Louise Shaughnessy, from the National Association of Women and the Law, was once quoted by the Globe and Mail as saying: “This all goes back to having to educate our judges.” That was in 1998 in Brian Laghi’s February 21 story “Alberta Judge Stirs Outrage in Sex Case, 17 Year-Old Girl Not Wearing ‘Bonnet and Crinolines’ ”. Shaughnessy also called for more federally appointed female judges. But over a dozen years later, people like Dewar still said what he said.

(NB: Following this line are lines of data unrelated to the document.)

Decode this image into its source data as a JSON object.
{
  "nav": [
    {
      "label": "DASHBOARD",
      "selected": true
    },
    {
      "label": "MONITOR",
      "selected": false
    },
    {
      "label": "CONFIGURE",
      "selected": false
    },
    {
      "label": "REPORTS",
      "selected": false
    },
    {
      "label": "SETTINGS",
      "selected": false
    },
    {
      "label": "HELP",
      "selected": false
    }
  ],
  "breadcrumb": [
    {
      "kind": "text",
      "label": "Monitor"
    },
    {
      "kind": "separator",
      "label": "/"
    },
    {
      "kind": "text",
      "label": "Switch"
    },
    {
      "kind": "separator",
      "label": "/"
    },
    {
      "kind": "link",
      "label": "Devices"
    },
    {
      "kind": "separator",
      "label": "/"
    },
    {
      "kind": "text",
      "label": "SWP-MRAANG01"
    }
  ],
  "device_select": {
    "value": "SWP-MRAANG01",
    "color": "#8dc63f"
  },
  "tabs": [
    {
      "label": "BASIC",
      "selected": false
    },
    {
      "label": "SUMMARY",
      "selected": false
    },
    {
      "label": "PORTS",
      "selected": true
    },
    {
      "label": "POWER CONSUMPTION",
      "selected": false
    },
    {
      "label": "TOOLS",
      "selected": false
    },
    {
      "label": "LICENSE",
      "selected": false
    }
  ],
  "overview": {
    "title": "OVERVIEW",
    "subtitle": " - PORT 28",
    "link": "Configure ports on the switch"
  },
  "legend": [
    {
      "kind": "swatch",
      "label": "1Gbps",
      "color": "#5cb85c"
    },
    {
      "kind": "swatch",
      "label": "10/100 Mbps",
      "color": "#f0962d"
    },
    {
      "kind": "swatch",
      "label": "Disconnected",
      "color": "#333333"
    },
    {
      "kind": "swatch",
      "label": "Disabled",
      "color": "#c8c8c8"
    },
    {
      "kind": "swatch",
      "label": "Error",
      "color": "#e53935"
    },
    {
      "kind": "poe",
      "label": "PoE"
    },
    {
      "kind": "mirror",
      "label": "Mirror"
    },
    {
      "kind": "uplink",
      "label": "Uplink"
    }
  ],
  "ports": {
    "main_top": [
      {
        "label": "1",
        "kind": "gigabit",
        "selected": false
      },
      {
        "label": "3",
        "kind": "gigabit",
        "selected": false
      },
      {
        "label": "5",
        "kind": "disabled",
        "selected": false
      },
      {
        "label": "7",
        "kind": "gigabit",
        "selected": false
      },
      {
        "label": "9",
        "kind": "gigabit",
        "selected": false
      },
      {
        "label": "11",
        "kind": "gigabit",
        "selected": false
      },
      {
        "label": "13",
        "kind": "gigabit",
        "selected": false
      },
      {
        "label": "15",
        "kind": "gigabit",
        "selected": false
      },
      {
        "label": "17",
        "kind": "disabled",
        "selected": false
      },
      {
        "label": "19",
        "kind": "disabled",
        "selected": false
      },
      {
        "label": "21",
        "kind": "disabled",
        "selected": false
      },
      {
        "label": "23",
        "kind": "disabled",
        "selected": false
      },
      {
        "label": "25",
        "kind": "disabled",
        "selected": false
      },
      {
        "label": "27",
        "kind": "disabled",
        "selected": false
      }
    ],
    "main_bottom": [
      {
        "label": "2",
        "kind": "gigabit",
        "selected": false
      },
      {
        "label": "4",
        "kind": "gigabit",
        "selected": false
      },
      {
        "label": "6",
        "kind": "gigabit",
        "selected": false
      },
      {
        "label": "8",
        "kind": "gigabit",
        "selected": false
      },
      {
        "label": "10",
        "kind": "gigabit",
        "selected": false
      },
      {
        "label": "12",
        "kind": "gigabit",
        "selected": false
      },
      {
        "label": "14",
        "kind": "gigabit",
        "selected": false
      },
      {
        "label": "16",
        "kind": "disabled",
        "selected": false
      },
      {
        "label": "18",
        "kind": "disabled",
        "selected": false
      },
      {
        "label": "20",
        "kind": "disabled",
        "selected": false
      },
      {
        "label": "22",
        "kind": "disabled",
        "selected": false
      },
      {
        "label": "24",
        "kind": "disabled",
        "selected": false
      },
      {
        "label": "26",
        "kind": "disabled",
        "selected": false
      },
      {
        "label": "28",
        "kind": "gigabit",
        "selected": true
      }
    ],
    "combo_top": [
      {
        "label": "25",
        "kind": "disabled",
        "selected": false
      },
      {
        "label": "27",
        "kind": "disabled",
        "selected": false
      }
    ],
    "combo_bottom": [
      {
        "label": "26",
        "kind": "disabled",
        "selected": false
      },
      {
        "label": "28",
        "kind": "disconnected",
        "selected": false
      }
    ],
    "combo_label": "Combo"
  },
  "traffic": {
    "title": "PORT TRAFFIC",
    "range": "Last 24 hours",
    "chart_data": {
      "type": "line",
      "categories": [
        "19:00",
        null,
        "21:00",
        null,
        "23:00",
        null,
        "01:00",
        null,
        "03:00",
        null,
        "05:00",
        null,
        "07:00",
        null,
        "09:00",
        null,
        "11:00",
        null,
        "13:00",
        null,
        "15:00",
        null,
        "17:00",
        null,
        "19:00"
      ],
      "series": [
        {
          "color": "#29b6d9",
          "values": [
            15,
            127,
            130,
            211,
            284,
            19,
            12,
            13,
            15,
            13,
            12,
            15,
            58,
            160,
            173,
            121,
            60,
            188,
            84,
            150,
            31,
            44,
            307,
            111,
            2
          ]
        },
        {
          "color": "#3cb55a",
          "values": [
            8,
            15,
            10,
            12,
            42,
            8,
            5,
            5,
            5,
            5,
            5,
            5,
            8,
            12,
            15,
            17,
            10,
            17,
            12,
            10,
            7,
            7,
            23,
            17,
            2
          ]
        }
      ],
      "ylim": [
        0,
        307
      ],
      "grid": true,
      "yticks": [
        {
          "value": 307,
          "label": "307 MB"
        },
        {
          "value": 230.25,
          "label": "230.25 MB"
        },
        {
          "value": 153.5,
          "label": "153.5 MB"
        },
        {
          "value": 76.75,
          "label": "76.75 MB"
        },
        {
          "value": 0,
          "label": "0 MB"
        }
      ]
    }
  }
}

Now Sanguinetti and Dewar have heard that implying a scantily dressed woman invites sexual assault for which she is to blame is not acceptable; but no one knows whether they have listened. The pair will most likely hold their tongues when speaking about sexual assault in the future, but it is too optimistic to believe that this time around the message will take a strong foothold of the psyche of people who share their perspectives; the problem is bigger than them.
Canada is ranked relatively high in the world in United Nations Development Program’s Gender Inequality Index or World Economic Forum’s Gender Gap Index in terms of variables such as positions of power held by women and women’s education attainment, but we are in denial if we don’t think we have a societal problem based on the two recent incidents.
We must look deeper to uncover the root causes that keep rape myths alive. Otherwise, a woman’s “signals” will continue to be “misunderstood” by those who express their support for rape myths aloud and those who condone them in silence. In the tragedy of rape, the victim should never be hurt by the aggressor first and then by the society at large.